Sure, FDR had power. You know what his greatest power was? Overwhelming Democratic majorities in both the House and the Senate.
And FDR didn't campaign like Bernie on a purely aspirational basis. You know what he ran on? Not the New Deal but on cutting government spending and balancing the budget. Not the New Deal.
This points to something. The big gap between the art of campaigning vs. governing-poetry vs. prose.
It's clear that FDR's campaign was hardly based on poetry. The other President Purdy mentions is Lincoln.
So his proof that Bernie is right about the theory of change is to point to the Presidents that governed in the two most calamitous and fraught periods in American history-the fight over slavery in 1960 and the height of the Great Depression in 1932.
Purdy likes poetry over prose.
The banal response to Krugman would be that most politicians campaign in poetry and govern in prose -- with the exception of some recent Democrats, notably Hillary, who ease his admirably wonkish heart by never leaving prose mode. Don't fear the poetry! one might say: it is not a theory of change, just a normal way of talking in a democracy."
"But the real answer is deeper. Obama ran in poetry and has governed in prose, in quite a literal sense that one could diagram in the sentences of his speeches and press conferences.

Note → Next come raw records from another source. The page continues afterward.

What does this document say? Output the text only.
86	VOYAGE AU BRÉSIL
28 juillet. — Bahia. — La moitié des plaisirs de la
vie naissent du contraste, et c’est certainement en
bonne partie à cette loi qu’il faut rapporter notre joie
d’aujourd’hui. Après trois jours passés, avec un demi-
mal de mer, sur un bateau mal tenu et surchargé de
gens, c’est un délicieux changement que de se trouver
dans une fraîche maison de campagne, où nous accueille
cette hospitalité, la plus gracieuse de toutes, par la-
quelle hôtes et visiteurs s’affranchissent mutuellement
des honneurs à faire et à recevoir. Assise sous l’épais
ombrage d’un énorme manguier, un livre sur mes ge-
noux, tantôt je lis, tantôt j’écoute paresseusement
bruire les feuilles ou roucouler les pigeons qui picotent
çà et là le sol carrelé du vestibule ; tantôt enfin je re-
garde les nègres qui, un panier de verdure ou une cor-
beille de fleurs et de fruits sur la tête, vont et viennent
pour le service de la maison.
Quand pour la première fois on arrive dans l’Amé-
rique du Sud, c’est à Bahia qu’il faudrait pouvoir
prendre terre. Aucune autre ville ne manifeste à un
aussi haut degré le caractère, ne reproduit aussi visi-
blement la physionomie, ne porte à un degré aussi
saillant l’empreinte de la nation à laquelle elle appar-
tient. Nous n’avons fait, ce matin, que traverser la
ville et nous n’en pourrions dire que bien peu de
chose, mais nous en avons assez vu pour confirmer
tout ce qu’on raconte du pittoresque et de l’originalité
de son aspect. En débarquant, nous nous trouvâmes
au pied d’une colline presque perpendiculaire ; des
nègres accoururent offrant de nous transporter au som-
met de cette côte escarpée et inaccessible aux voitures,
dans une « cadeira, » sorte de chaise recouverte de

But in the stronger, older tradition of campaigns based on ideas and programs rather than personalities, candidates run to build power, and use idealistic language to explain why that power matters. Then, if they get to govern, they use it."
But as we saw, FDR didn't run on poetry. As for Lincoln in 1860 he had vowed not to free the slaves but to protect the Union-for that he said he was willing to free not a single slave.
So this theory of change that Purdy cites is present neither with Lincoln or FDR who were both pretty cautious in their campaign rhetoric unlike the Bern.
On the other hand, you have even a guy like Mario Cuomo who was an inspirational speaker admitting that campaigning may be poetry, but governing is prose.
http://prospect.org/article/campaign-poetry-govern-prose-0
P.S. If Bernie has any historical antecedent it could be William Jennings Bryan who led the Dems to a historic defeat in 1896.